Because such legislation is gaining popularity across North America, Hamilton's experience is instructive. In the United States—where state and local governments spend $140 billion to $150 billion annually in construction, improvement, and rehabilitation of public capital assets—the impetus comes from the Government Accounting Standards Board Statement 34 (GASB 34), issued in June 1999.

GASB 34 requires governmental agencies at all levels to develop a complete inventory of assets and liabilities, maintenance and operational costs, and revenues and expenditures. Experts have hailed GASB 34 as the most significant pronouncement in the history of financial reporting requirements for local government in the United States.

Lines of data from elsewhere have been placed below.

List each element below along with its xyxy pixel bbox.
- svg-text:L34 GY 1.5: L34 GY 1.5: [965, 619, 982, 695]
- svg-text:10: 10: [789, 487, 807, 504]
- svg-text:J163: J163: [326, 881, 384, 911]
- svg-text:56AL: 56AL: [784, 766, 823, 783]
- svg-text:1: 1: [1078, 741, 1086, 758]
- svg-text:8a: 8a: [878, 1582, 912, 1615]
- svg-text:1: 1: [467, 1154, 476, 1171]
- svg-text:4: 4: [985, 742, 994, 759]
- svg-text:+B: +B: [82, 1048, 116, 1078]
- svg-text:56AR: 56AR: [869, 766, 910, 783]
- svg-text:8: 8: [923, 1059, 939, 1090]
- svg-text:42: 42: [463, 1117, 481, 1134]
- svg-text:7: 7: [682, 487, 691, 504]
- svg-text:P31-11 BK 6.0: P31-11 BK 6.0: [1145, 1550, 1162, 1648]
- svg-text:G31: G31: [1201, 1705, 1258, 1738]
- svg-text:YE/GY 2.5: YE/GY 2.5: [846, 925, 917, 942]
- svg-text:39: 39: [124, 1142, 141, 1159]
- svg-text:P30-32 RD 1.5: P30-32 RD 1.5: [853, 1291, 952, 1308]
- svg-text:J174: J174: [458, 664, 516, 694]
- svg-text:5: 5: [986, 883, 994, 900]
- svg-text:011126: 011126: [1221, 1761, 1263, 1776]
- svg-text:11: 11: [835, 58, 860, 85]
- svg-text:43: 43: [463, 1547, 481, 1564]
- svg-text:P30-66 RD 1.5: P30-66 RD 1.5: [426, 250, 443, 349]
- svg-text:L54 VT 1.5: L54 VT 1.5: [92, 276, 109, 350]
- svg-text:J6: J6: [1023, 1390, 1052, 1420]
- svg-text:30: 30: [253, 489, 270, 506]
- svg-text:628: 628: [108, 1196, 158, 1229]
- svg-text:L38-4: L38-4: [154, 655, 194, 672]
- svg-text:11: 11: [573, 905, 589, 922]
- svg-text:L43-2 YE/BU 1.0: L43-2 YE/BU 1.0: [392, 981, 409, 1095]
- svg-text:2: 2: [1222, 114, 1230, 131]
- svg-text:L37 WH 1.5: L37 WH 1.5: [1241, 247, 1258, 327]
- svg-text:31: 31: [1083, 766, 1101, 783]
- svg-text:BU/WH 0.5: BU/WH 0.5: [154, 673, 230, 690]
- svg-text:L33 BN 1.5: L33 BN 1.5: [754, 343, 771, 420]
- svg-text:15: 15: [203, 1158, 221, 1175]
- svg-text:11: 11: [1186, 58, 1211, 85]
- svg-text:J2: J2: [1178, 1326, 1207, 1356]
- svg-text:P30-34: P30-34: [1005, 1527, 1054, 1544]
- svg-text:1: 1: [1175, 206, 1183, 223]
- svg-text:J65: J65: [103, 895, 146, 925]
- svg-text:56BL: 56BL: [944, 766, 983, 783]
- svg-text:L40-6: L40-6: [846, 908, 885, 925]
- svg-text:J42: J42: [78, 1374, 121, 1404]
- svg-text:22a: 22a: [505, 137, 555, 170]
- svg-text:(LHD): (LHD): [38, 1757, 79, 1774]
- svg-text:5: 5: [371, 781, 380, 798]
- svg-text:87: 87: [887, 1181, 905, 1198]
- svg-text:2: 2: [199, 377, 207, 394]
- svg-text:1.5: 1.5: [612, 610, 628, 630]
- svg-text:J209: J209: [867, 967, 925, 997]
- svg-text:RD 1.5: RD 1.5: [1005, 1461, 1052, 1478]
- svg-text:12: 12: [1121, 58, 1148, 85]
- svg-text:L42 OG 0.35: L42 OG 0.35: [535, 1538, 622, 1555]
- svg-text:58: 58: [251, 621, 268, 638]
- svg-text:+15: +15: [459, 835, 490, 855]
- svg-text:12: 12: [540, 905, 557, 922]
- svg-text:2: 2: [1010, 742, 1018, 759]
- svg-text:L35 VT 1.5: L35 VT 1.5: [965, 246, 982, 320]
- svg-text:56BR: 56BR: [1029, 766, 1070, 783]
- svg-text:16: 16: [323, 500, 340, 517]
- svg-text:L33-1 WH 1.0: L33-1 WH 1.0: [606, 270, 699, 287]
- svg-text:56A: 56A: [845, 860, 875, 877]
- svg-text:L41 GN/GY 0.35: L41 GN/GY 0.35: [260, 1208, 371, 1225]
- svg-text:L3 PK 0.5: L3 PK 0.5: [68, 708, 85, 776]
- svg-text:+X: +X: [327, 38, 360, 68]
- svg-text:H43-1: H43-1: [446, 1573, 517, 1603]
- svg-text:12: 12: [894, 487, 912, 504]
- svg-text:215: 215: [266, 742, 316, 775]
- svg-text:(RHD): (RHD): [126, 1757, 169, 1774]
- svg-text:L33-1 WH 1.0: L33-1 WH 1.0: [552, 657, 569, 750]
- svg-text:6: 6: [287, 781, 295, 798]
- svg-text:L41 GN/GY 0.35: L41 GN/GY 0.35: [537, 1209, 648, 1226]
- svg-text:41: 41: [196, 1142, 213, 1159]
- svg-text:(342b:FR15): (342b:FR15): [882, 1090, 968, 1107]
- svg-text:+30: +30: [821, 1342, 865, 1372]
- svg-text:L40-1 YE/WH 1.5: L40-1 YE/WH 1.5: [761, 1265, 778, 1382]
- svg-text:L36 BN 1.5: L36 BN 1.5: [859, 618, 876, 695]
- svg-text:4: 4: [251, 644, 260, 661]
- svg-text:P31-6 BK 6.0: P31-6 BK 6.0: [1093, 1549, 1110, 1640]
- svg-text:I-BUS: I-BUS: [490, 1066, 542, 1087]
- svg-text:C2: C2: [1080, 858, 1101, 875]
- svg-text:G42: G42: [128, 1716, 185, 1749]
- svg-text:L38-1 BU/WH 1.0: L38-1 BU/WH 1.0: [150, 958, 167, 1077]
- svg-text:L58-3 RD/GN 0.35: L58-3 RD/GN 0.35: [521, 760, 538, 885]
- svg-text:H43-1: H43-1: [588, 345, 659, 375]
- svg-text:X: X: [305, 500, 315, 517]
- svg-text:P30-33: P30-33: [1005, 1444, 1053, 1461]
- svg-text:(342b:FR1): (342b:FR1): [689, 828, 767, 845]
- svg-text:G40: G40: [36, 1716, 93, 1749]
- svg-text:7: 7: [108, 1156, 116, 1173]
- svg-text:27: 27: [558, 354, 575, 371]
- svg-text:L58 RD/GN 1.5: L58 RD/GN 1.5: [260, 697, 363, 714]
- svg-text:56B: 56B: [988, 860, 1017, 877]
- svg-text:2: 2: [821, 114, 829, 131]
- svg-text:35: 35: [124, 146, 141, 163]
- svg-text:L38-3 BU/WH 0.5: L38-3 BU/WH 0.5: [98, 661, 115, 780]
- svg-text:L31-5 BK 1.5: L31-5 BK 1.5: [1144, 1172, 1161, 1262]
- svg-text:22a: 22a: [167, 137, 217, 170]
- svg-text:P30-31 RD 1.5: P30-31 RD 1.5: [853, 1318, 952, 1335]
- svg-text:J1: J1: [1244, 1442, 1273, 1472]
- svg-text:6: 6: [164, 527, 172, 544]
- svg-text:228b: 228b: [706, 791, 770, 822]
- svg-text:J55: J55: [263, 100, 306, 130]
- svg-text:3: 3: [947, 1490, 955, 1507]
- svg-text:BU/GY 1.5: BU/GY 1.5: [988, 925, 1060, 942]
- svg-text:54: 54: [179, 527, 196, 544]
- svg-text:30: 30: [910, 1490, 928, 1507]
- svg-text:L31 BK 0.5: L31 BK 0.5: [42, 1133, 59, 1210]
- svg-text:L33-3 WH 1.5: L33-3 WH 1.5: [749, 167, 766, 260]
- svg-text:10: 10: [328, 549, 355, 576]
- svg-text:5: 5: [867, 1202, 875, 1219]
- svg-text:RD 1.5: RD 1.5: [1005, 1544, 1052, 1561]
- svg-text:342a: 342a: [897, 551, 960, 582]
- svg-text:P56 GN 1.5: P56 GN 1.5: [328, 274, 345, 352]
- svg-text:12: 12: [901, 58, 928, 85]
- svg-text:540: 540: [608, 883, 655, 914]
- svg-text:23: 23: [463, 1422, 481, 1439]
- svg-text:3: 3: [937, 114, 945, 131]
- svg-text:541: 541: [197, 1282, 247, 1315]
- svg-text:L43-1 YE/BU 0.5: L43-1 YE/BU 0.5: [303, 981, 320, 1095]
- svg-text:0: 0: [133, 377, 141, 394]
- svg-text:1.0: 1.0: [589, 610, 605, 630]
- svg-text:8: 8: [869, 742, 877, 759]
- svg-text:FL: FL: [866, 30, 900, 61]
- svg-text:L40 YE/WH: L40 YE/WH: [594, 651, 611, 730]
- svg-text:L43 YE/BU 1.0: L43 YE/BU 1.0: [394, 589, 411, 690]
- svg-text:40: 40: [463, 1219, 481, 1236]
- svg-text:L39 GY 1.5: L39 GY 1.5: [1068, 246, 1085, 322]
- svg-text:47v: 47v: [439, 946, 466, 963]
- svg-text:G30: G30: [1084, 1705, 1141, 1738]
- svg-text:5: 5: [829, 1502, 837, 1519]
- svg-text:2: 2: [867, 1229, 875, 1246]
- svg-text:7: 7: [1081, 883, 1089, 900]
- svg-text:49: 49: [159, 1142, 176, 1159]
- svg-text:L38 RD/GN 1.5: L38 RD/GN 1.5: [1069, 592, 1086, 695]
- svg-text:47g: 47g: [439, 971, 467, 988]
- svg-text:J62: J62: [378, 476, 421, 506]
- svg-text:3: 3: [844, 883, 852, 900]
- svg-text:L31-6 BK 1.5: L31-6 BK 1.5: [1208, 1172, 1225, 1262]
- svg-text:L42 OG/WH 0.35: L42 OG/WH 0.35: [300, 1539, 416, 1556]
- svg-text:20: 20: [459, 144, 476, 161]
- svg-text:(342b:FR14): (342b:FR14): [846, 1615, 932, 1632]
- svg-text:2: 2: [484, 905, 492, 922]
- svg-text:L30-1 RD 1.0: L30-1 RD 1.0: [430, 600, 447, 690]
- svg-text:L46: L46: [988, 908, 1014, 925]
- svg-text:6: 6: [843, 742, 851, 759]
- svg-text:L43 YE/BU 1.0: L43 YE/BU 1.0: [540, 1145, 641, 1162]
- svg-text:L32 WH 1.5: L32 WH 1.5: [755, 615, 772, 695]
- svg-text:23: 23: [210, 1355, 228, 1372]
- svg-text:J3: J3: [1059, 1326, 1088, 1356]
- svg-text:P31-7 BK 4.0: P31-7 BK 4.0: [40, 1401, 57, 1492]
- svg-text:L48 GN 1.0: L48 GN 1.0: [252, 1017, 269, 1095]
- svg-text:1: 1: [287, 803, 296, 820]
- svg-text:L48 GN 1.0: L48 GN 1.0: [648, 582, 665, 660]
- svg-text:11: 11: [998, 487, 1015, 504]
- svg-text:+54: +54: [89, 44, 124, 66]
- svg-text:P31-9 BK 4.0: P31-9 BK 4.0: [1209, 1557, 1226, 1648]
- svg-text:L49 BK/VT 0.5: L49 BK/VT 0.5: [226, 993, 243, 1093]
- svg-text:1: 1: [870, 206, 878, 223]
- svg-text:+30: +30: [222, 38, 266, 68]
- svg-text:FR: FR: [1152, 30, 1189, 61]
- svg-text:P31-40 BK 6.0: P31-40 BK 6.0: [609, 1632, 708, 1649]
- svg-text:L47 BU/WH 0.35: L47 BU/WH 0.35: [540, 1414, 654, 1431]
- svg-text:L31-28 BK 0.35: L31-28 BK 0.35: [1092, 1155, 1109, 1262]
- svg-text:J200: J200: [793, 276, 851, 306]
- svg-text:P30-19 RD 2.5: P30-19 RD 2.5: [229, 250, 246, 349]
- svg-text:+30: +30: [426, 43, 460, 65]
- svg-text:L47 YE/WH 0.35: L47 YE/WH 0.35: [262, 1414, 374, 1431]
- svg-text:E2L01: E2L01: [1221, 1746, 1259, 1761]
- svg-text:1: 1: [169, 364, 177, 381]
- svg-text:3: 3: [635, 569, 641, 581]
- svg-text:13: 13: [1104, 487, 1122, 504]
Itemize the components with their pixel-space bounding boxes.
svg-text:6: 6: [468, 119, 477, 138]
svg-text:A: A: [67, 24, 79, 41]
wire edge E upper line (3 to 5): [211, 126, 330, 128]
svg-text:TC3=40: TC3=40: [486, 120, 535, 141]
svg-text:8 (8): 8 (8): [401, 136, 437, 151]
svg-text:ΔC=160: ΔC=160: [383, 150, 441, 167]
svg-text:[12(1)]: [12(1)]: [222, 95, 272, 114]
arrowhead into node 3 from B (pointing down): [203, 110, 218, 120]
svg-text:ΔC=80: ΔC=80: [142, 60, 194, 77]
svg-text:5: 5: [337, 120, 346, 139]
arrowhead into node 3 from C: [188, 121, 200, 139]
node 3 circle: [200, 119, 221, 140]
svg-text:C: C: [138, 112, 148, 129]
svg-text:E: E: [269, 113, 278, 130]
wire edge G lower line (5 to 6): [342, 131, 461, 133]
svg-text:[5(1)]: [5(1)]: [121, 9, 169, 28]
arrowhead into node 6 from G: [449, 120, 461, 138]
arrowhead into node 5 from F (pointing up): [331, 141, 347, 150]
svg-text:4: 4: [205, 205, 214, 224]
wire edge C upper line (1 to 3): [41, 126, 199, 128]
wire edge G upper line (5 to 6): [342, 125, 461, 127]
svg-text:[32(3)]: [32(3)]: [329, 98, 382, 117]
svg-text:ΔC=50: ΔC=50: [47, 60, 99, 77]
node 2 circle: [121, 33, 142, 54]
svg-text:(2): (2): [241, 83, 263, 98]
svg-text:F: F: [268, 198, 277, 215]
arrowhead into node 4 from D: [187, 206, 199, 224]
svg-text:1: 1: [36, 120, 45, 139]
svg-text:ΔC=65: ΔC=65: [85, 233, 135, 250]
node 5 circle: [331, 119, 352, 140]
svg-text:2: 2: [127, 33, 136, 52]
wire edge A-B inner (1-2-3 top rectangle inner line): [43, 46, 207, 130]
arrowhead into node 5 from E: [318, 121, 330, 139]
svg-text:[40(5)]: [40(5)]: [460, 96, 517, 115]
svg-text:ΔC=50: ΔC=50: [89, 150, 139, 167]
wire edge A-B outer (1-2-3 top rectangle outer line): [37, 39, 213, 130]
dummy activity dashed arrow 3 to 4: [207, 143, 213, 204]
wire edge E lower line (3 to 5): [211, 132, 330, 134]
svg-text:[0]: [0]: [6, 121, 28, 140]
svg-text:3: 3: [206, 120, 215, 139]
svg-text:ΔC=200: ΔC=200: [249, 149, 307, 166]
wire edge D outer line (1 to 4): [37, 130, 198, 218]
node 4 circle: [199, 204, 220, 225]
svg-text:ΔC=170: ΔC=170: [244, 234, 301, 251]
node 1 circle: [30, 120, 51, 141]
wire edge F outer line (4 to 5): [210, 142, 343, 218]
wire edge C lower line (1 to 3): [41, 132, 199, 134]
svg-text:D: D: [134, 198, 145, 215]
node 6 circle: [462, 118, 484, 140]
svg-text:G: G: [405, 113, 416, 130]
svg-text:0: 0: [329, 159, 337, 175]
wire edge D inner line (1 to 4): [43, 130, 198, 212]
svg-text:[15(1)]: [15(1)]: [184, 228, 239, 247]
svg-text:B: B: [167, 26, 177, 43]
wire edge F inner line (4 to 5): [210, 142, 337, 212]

Concurrently, the American Planning Association developed the Growing Smarter Movement and the U.S. Department of Energy instituted its Sustainable Development Initiative. Both programs recognized the need to mainstream sustainable development within fiscally sound constraints.

Sustainable asset management offers a host of benefits, including:

  • Enhancing appreciation of the value of capital assets
  • Establishing standard processes for investment decision-making
  • Reducing spending on assets that are obsolete or beyond repair
  • Timing asset investments to produce the best returns
  • Choosing assets that are most likely to deliver the intended results
  • Providing a focus that traditional criteria might overlook.
  • A sustainable asset management system helps optimize return on investment, service level, or increased life expectancy at minimal cost. Hamilton uses a Hanson Computerized Work Management System (CWMS) as its core software for implementing Asset Management solutions, supplemented by databases and analytical process that reside outside the CWMS. The combination allows the city to monitor current service levels by taking into account the concerns from residents and operational interruptions.

    “In the past, we'd fix water mains when we were putting in roads,” said Bainbridge. “But those weren't necessarily the worst pipes. Now our database lets us focus on what's needed most as well as on coordination of other needs. That decreases our service failures and increases our service levels.”